Hans Berger established the existence of brainwaves in the 1920s. He attached electrodes to his subjects’ heads (see p.13) and called the recordings electroencephalograms (EEGs). He realized that there was more than one type of brainwave present in the human brain, which led to his identifying and naming “alpha waves” (also known as Berger’s waves). Alpha waves are oscillations in the electrical activity of the brain that vary at a rate of between 8 and 12 cycles per second (known as Hertz, or Hz), and Berger noticed that this happens when we’re awake, but resting with our eyes closed. He then immediately went on to identify “beta waves” – oscillations of between 12 and 30Hz – which he said occur when we’re actively thinking or concentrating.

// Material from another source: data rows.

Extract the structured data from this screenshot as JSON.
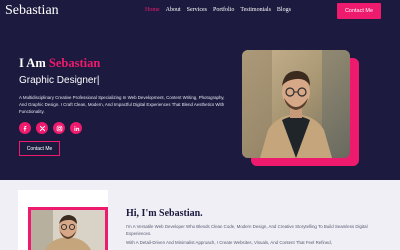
{
  "brand": "Sebastian",
  "nav": {
    "items": [
      "Home",
      "About",
      "Services",
      "Portfolio",
      "Testimonials",
      "Blogs"
    ],
    "active": "Home",
    "cta_label": "Contact Me"
  },
  "hero": {
    "greeting": "I Am ",
    "name": "Sebastian",
    "role": "Graphic Designer|",
    "description": "A Multidisciplinary Creative Professional Specializing In Web Development, Content Writing, Photography, And Graphic Design. I Craft Clean, Modern, And Impactful Digital Experiences That Blend Aesthetics With Functionality.",
    "socials": [
      "facebook-icon",
      "x-icon",
      "instagram-icon",
      "linkedin-icon"
    ],
    "contact_label": "Contact Me"
  },
  "about": {
    "title": "Hi, I'm Sebastian.",
    "paragraph1": "I'm A Versatile Web Developer Who Blends Clean Code, Modern Design, And Creative Storytelling To Build Seamless Digital Experiences.",
    "paragraph2": "With A Detail-Driven And Minimalist Approach, I Create Websites, Visuals, And Content That Feel Refined,"
  },
  "colors": {
    "background": "#1c1a3f",
    "accent": "#ee1a6e",
    "about_background": "#efeff5"
  }
}
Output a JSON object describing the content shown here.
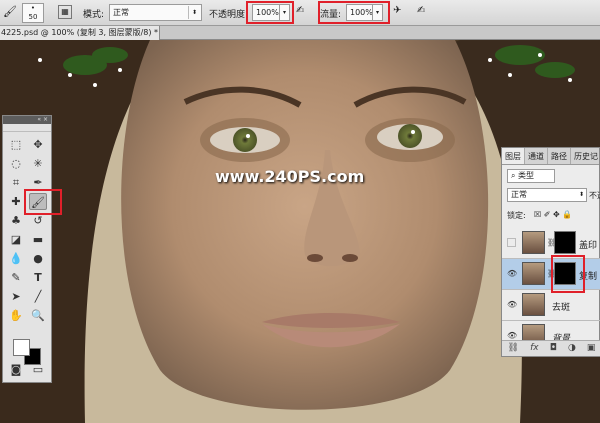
{
  "options_bar": {
    "brush_size": "50",
    "mode_label": "模式:",
    "mode_value": "正常",
    "opacity_label": "不透明度",
    "opacity_value": "100%",
    "flow_label": "流量:",
    "flow_value": "100%"
  },
  "document": {
    "tab_title": "4225.psd @ 100% (复制 3, 图层蒙版/8) *"
  },
  "watermark": "www.240PS.com",
  "layers_panel": {
    "tabs": [
      "图层",
      "通道",
      "路径",
      "历史记"
    ],
    "filter_value": "类型",
    "blend_value": "正常",
    "opacity_short": "不透",
    "lock_label": "锁定:",
    "lock_icons": "☒ ✐ ✥ 🔒",
    "layers": [
      {
        "name": "盖印",
        "visible": false,
        "has_mask": true
      },
      {
        "name": "复制",
        "visible": true,
        "has_mask": true,
        "selected": true
      },
      {
        "name": "去斑",
        "visible": true,
        "has_mask": false
      },
      {
        "name": "背景",
        "visible": true,
        "has_mask": false
      }
    ]
  }
}
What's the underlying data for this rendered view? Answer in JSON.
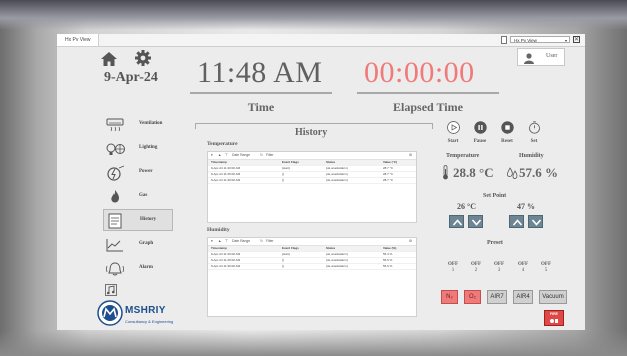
{
  "window": {
    "tab_title": "Hx Pv View",
    "selector_value": "Hx Pv View",
    "close_glyph": "✕"
  },
  "header": {
    "date": "9-Apr-24",
    "time_value": "11:48 AM",
    "time_label": "Time",
    "elapsed_value": "00:00:00",
    "elapsed_label": "Elapsed Time",
    "user_label": "User"
  },
  "sidebar": {
    "items": [
      {
        "label": "Ventilation",
        "icon": "ventilation-icon"
      },
      {
        "label": "Lighting",
        "icon": "lighting-icon"
      },
      {
        "label": "Power",
        "icon": "power-icon"
      },
      {
        "label": "Gas",
        "icon": "gas-icon"
      },
      {
        "label": "History",
        "icon": "history-icon",
        "active": true
      },
      {
        "label": "Graph",
        "icon": "graph-icon"
      },
      {
        "label": "Alarm",
        "icon": "alarm-icon"
      }
    ]
  },
  "logo": {
    "name": "MSHRIY",
    "tagline": "Consultancy & Engineering"
  },
  "history": {
    "title": "History",
    "temperature": {
      "label": "Temperature",
      "toolbar": {
        "date_range": "Date Range",
        "filter": "Filter"
      },
      "columns": [
        "Timestamp",
        "Event Flags",
        "Status",
        "Value (°C)"
      ],
      "rows": [
        [
          "9-Apr-24 11:20:00 AM",
          "{start}",
          "{ok,unackAlarm}",
          "28.7 °C"
        ],
        [
          "9-Apr-24 11:25:00 AM",
          "{}",
          "{ok,unackAlarm}",
          "28.7 °C"
        ],
        [
          "9-Apr-24 11:30:00 AM",
          "{}",
          "{ok,unackAlarm}",
          "28.7 °C"
        ]
      ]
    },
    "humidity": {
      "label": "Humidity",
      "toolbar": {
        "date_range": "Date Range",
        "filter": "Filter"
      },
      "columns": [
        "Timestamp",
        "Event Flags",
        "Status",
        "Value (%)"
      ],
      "rows": [
        [
          "9-Apr-24 11:20:00 AM",
          "{start}",
          "{ok,unackAlarm}",
          "55.4 %"
        ],
        [
          "9-Apr-24 11:25:00 AM",
          "{}",
          "{ok,unackAlarm}",
          "55.6 %"
        ],
        [
          "9-Apr-24 11:30:00 AM",
          "{}",
          "{ok,unackAlarm}",
          "55.6 %"
        ]
      ]
    }
  },
  "controls": {
    "start_label": "Start",
    "pause_label": "Pause",
    "reset_label": "Reset",
    "set_label": "Set"
  },
  "measurements": {
    "temperature_label": "Temperature",
    "temperature_value": "28.8 °C",
    "humidity_label": "Humidity",
    "humidity_value": "57.6 %"
  },
  "setpoint": {
    "title": "Set Point",
    "temperature_value": "26 °C",
    "humidity_value": "47 %"
  },
  "preset": {
    "title": "Preset",
    "items": [
      {
        "state": "OFF",
        "number": "1"
      },
      {
        "state": "OFF",
        "number": "2"
      },
      {
        "state": "OFF",
        "number": "3"
      },
      {
        "state": "OFF",
        "number": "4"
      },
      {
        "state": "OFF",
        "number": "5"
      }
    ]
  },
  "gases": {
    "n2": "N₂",
    "o2": "O₂",
    "air7": "AIR7",
    "air4": "AIR4",
    "vacuum": "Vacuum"
  },
  "fire": {
    "label": "FIRE"
  },
  "colors": {
    "accent_red": "#f07a7a",
    "arrow_button": "#6e8593",
    "logo_blue": "#1e4f8c"
  }
}
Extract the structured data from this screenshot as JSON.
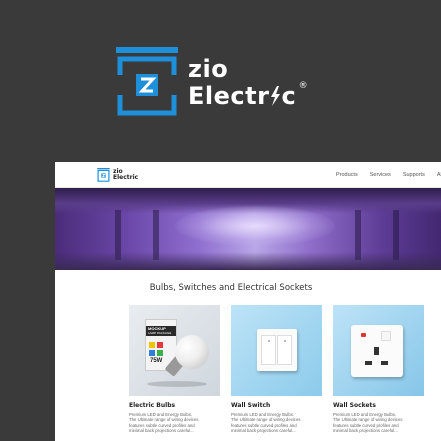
{
  "brand": {
    "line1": "zio",
    "line2": "Electr",
    "line2_tail": "c",
    "registered": "®",
    "colors": {
      "logo_blue": "#1e8fd9",
      "background": "#3a3a3a"
    }
  },
  "website": {
    "nav": {
      "logo_line1": "zio",
      "logo_line2": "Electric",
      "links": [
        "Products",
        "Services",
        "Supports",
        "Ab"
      ]
    },
    "hero": {
      "description": ""
    },
    "section_title": "Bulbs, Switches and Electrical Sockets",
    "products": [
      {
        "title": "Electric Bulbs",
        "desc": [
          "Premium LED and Energy Bulbs.",
          "The Ultimate range of wiring devices",
          "features subtle curved profiles and",
          "minimal back projections careful..."
        ],
        "package": {
          "line1": "MOCKUP",
          "line2": "LAMP PACKAGE",
          "watt": "75W"
        }
      },
      {
        "title": "Wall Switch",
        "desc": [
          "Premium LED and Energy Bulbs.",
          "The Ultimate range of wiring devices",
          "features subtle curved profiles and",
          "minimal back projections careful..."
        ]
      },
      {
        "title": "Wall Sockets",
        "desc": [
          "Premium LED and Energy Bulbs.",
          "The Ultimate range of wiring devices",
          "features subtle curved profiles and",
          "minimal back projections careful..."
        ]
      }
    ]
  }
}
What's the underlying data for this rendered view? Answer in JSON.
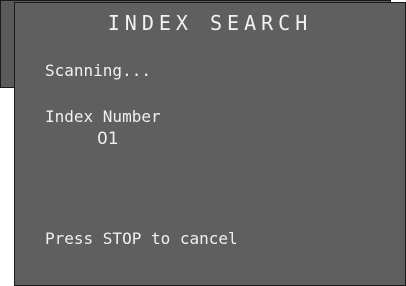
{
  "dialog": {
    "title": "INDEX SEARCH",
    "status_text": "Scanning...",
    "index_label": "Index Number",
    "index_value": "01",
    "footer_hint": "Press STOP to cancel"
  },
  "colors": {
    "panel_background": "#5f5f5f",
    "panel_border": "#1a1a1a",
    "text": "#f0f0f0"
  }
}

Since Berger made his discoveries, there has been a brainwave revolution. Berger’s revelations were spot on, but they were only the tip of the iceberg. Below is a description of each brainwave type, from the fastest to the slowest, as we understand them.

Beta waves

Among the most frantic brainwaves are beta waves – the more intense our active thought processes, confusion, concentration or stress, the faster the beta-wave oscillations. Beta waves characterize wakefulness and are rarely present during sleep.

Alpha waves

Far from there being only one type of alpha wave, scientists now believe that there are in fact at least three types. The first, as Berger identified, occurs when we’re in a state of calm rest, but not asleep or even tired. The second occurs during REM sleep, when alpha waves are emitted from a different part of the brain to those of wakefulness. No one understands fully yet why alpha waves occur during REM sleep, although presumably this has something to do with the fact that REM sleep is usually when we’re dreaming. The third type of alpha wave is known as the alpha-delta and it occurs when we’re in non-dreaming sleep when there should be no alpha waves at all – it’s just that they “intrude” on the delta waves of sleep (see below). Alpha-delta intrusion is associated generally with sleep disorders, and one study published in 2011 has suggested that it may be particularly prevalent in people who suffer from depression (see pp.185–7).

Theta waves

Slow theta waves occur at 4 to 7Hz and indicate a deep state of relaxation, such as you might experience during meditation. They also occur as we drift off to sleep, becoming interspersed among the alpha waves that we experience as we close our eyes and relax. During this brief period between sleep and wakefulness, you might experience strange sensations and hallucinogenic-type visions that characterize a state known as “hypnogogia” (see box, p.21).

Delta waves

The slowest brainwaves that we know about are called delta waves, and it’s these brainwaves that characterize deep sleep (although very adept yogis might be able to experience them during meditation, too).